Bien sûr qu’il ne s’agit pas d’une nouvelle guerre de Sécession ; même si ça commence à bigrement y ressembler. Nation composite par excellence, les USA se sont toujours montrés chiches en matière de symboles fédérateurs, hormis John Wayne et le baseball, Elvis Presley et le football, Fort Alamo et le drapeau, la Constitution et, plus récemment, les attentats du 11 septembre 2001.

Rien de tel aujourd’hui. Les côtes est et ouest votent pour les démocrates, tandis qu’au milieu, on apporte massivement ses suffrages aux républicains. Et ces deux Amérique qui s’affrontent au lieu de se parler, sauf pour s’insulter. Naguère, les de mi-mandat, traditionnellement défavorables pour le parti au pouvoir, n’étaient qu’une sorte de formalité, aux enjeux intégrés par tout un chacun et dont la routine des résultats n’annonçait guère de tornade politique.

Mais alors que les électeurs américains s’apprêtent à renouveler l’ensemble de la Chambre des représentants et un tiers du Sénat, sans oublier nombre d’élus locaux, on sent bien que, des deux côtés, l’heure est plus à l’invective qu’au débat serein.
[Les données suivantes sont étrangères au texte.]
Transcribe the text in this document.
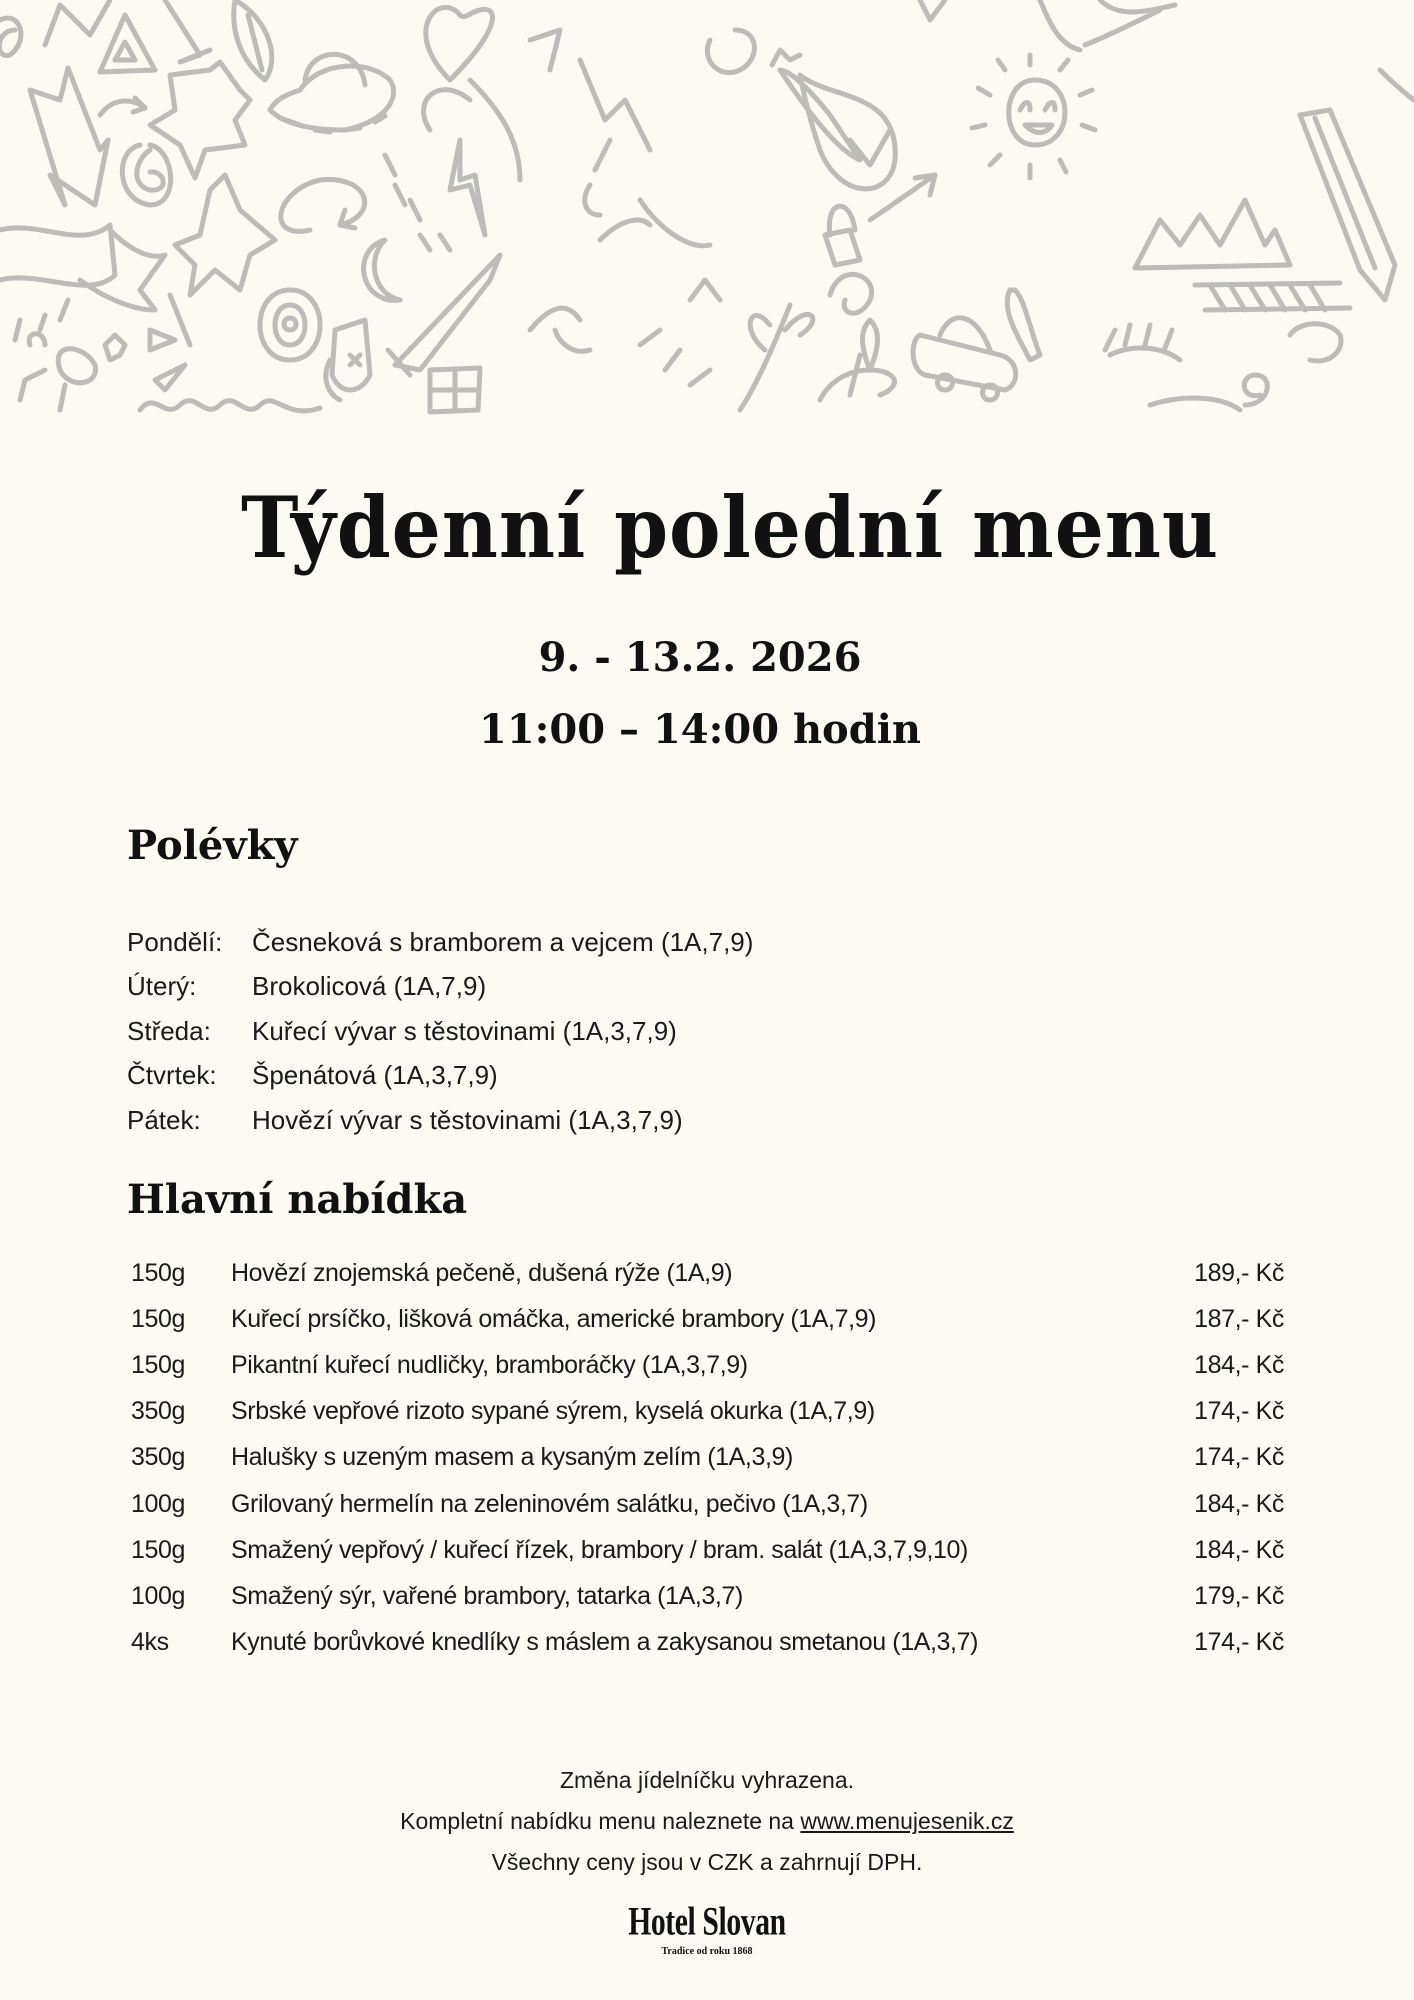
Týdenní polední menu
9. - 13.2. 2026
11:00 – 14:00 hodin
Polévky
Pondělí:	Česneková s bramborem a vejcem (1A,7,9)
Úterý:	Brokolicová (1A,7,9)
Středa:	Kuřecí vývar s těstovinami (1A,3,7,9)
Čtvrtek:	Špenátová (1A,3,7,9)
Pátek:	Hovězí vývar s těstovinami (1A,3,7,9)
Hlavní nabídka
150g	Hovězí znojemská pečeně, dušená rýže (1A,9)	189,- Kč
150g	Kuřecí prsíčko, lišková omáčka, americké brambory (1A,7,9)	187,- Kč
150g	Pikantní kuřecí nudličky, bramboráčky (1A,3,7,9)	184,- Kč
350g	Srbské vepřové rizoto sypané sýrem, kyselá okurka (1A,7,9)	174,- Kč
350g	Halušky s uzeným masem a kysaným zelím (1A,3,9)	174,- Kč
100g	Grilovaný hermelín na zeleninovém salátku, pečivo (1A,3,7)	184,- Kč
150g	Smažený vepřový / kuřecí řízek, brambory / bram. salát (1A,3,7,9,10)	184,- Kč
100g	Smažený sýr, vařené brambory, tatarka (1A,3,7)	179,- Kč
4ks	Kynuté borůvkové knedlíky s máslem a zakysanou smetanou (1A,3,7)	174,- Kč
Změna jídelníčku vyhrazena.
Kompletní nabídku menu naleznete na www.menujesenik.cz
Všechny ceny jsou v CZK a zahrnují DPH.
Hotel Slovan
Tradice od roku 1868
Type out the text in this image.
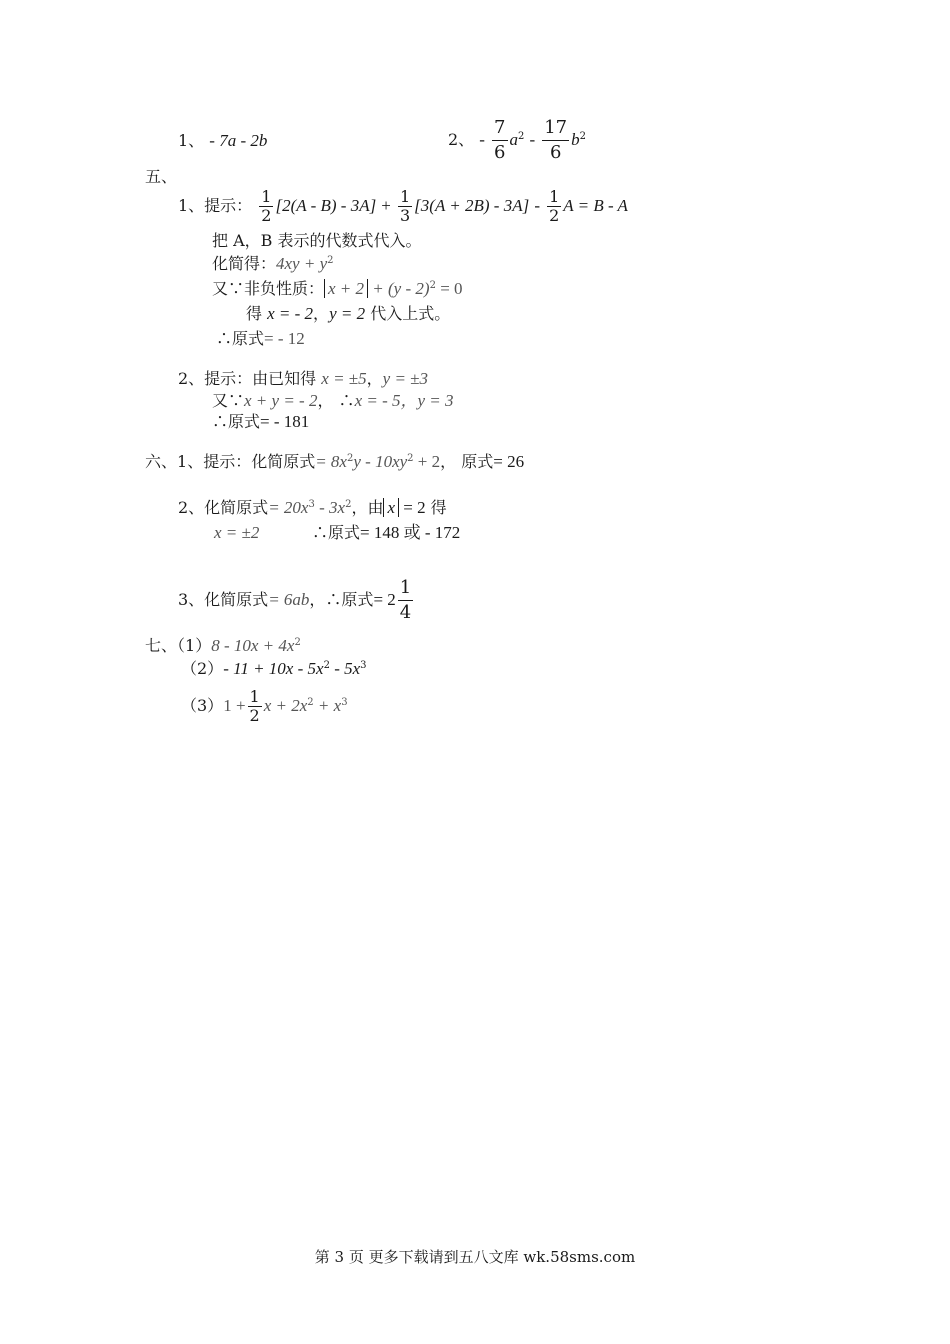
1、 - 7a - 2b	2、 - $\frac{7}{6} a^2 - \frac{17}{6} b^2$
五、
1、提示： $\frac{1}{2} [2(A - B) - 3A] + \frac{1}{3} [3(A + 2B) - 3A] - \frac{1}{2}$ A = B - A
把 A，B 表示的代数式代入。
化简得：$4xy + y^2$
又∵非负性质： x + 2 + (y - 2)$^2$ = 0
得 x = - 2，y = 2 代入上式。
∴原式= - 12
2、提示：由已知得 x = ±5，y = ±3
又∵x + y = - 2， ∴x = - 5，y = 3
∴原式= - 181
六、1、提示：化简原式= $8x^2y - 10xy^2 + 2$， 原式= 26
2、化简原式= $20x^3 - 3x^2$，由 x = 2 得
x = ±2	∴原式= 148 或 - 172
3、化简原式= 6ab，∴原式= $2 \frac{1}{4}$
七、$(1)8 - 10x + 4x^2$
（2）- $11 + 10x - 5x^2 - 5x^3$
$(3)1 + \frac{1}{2}$ $x + 2x^2 + x^3$
第 3 页 更多下载请到五八文库 wk.58sms.com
Pour Joe Biden, « le moment est venu de défendre la démocratie ». Rien que ça. Pour Donald Trump, « il faut mettre fin à la destruction du pays et sauver le rêve américain ». Rien de moins (Le Monde).

Bref, il s’agit plus là d’un discours d’ordre eschatologique que d’une simple joute électorale, puisque deux visions antagonistes du monde s’y affrontent. Ce constat, nombre de nos confrères l’ont déjà dressé : il n’y a plus rien à négocier entre ces deux Amérique ; si ce n’est par avocats interposés, la preuve en est cette une du Parisien de ce lundi, titrant : « Trump Biden : ces deux Amérique qui ne se parlent plus », entre Américains à l’ancienne, chemise à carreaux et bière, menacés par ces néo-Américains woke en vêtements équitables et carburant au quinoa. Pourtant, on aurait tort d’imaginer que le Vieux Monde puisse être épargné par les dingueries du Nouveau, sachant qu’il faut généralement compter une ou deux décennies pour que ces dernières traversent l’Atlantique.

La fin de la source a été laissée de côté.